When a datastore becomes inaccessible, VMCP might not terminate and restart the affected virtual machines.
Problem
When an All Paths Down (APD) or Permanent Device Loss (PDL) failure occurs and a datastore becomes inaccessible, VMCP might not resolve the issue for the affected virtual machines.
Cause
In an APD or PDL failure situation, VMCP might not terminate a virtual machine for the following reasons:
- VM is not protected by vSphere HA at the time of failure.
- VMCP is disabled for this virtual machine.
Furthermore, if the failure is an APD, VMCP might not terminate a VM for several reasons:
- APD failure is corrected before the VM was terminated.
- Insufficient capacity on hosts with which the virtual machine is compatible
- During a network partition or isolation, the host affected by the APD failure is not able to query the primary host for available capacity. In such a case, vSphere HA defers to the user policy and terminates the VM if the VM Component Protection setting is aggressive.
- vSphere HA terminates APD-affected VMs only after the following timeouts expire:
- APD timeout (default 140 seconds).
- APD failover delay (default 180 seconds). For faster recovery, this can be set to 0.

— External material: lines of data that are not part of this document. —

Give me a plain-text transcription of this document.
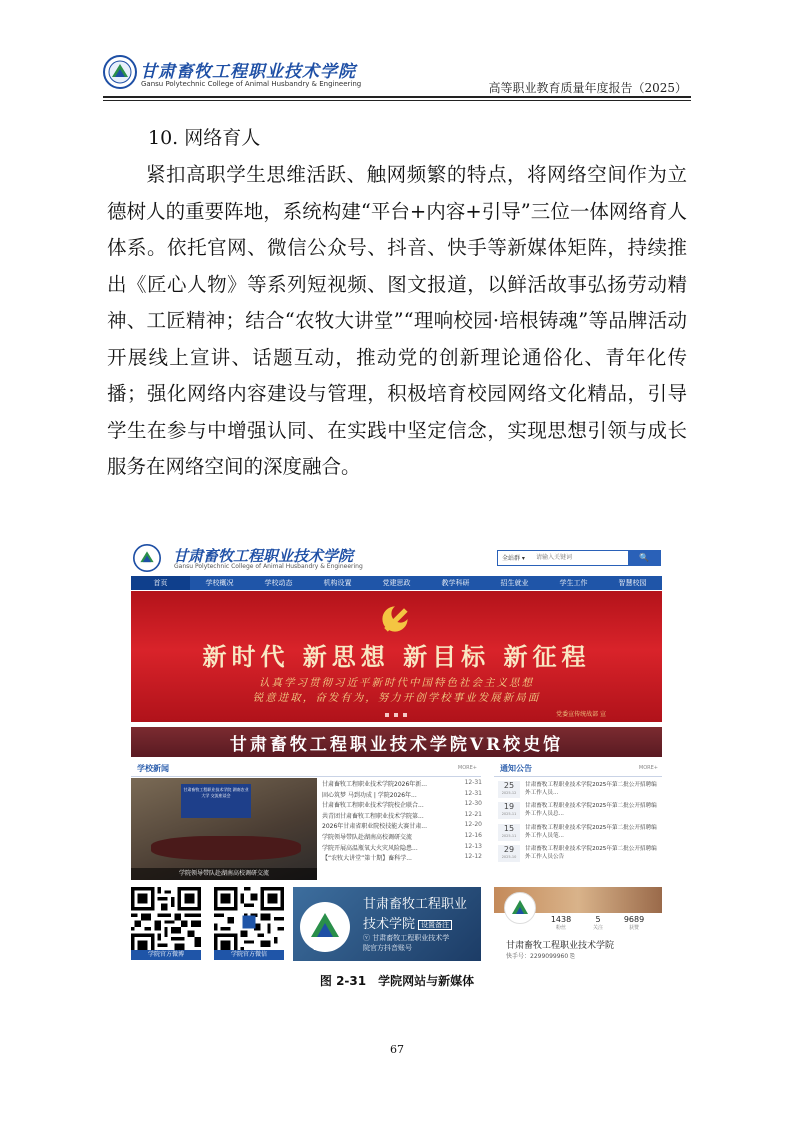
甘肃畜牧工程职业技术学院
Gansu Polytechnic College of Animal Husbandry & Engineering	高等职业教育质量年度报告（2025）
10. 网络育人

紧扣高职学生思维活跃、触网频繁的特点，将网络空间作为立德树人的重要阵地，系统构建“平台+内容+引导”三位一体网络育人体系。依托官网、微信公众号、抖音、快手等新媒体矩阵，持续推出《匠心人物》等系列短视频、图文报道，以鲜活故事弘扬劳动精神、工匠精神；结合“农牧大讲堂”“理响校园·培根铸魂”等品牌活动开展线上宣讲、话题互动，推动党的创新理论通俗化、青年化传播；强化网络内容建设与管理，积极培育校园网络文化精品，引导学生在参与中增强认同、在实践中坚定信念，实现思想引领与成长服务在网络空间的深度融合。

甘肃畜牧工程职业技术学院
Gansu Polytechnic College of Animal Husbandry & Engineering
全站群 ▾
请输入关键词	🔍
首页	学校概况	学校动态	机构设置	党建思政	教学科研	招生就业	学生工作	智慧校园
新时代 新思想 新目标 新征程
认真学习贯彻习近平新时代中国特色社会主义思想
锐意进取，奋发有为，努力开创学校事业发展新局面
党委宣传统战部 宣
甘肃畜牧工程职业技术学院VR校史馆
学校新闻	MORE+	通知公告	MORE+
甘肃畜牧工程职业技术学院 湖南农业大学 交流座谈会
学院领导带队赴湖南高校调研交流
甘肃畜牧工程职业技术学院2026年新...	12-31
固心筑梦 马到功成 | 学院2026年...	12-31
甘肃畜牧工程职业技术学院校企联合...	12-30
共青团甘肃畜牧工程职业技术学院第...	12-21
2026年甘肃省职业院校技能大赛甘肃...	12-20
学院领导带队赴湖南高校调研交流	12-16
学院开展高温瓶氧大火灾风险隐患...	12-13
【“农牧大讲堂”第十期】畜科学...	12-12
25
2025-12
甘肃畜牧工程职业技术学院2025年第二批公开招聘编外工作人员...
19
2025-11
甘肃畜牧工程职业技术学院2025年第二批公开招聘编外工作人员总...
15
2025-11
甘肃畜牧工程职业技术学院2025年第二批公开招聘编外工作人员笔...
29
2025-10
甘肃畜牧工程职业技术学院2025年第二批公开招聘编外工作人员公告
学院官方微博	学院官方微信
1952
甘肃畜牧工程职业
技术学院 设置备注
ⓥ 甘肃畜牧工程职业技术学
院官方抖音账号
1438
粉丝
5
关注
9689
获赞
甘肃畜牧工程职业技术学院
快手号：2299099960 ⎘
图 2-31　学院网站与新媒体
67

Note: Based on these default values, vSphere HA terminates the affected virtual machine after 320 seconds (APD timeout + APD failover delay)
Solution
To address this issue, check and adjust any of the following:
- Insufficient capacity to restart the virtual machine
- User-configured timeouts and delays
- User settings affecting VM termination
- VM Component Protection policy
- Host monitoring or VM restart priority must be enabled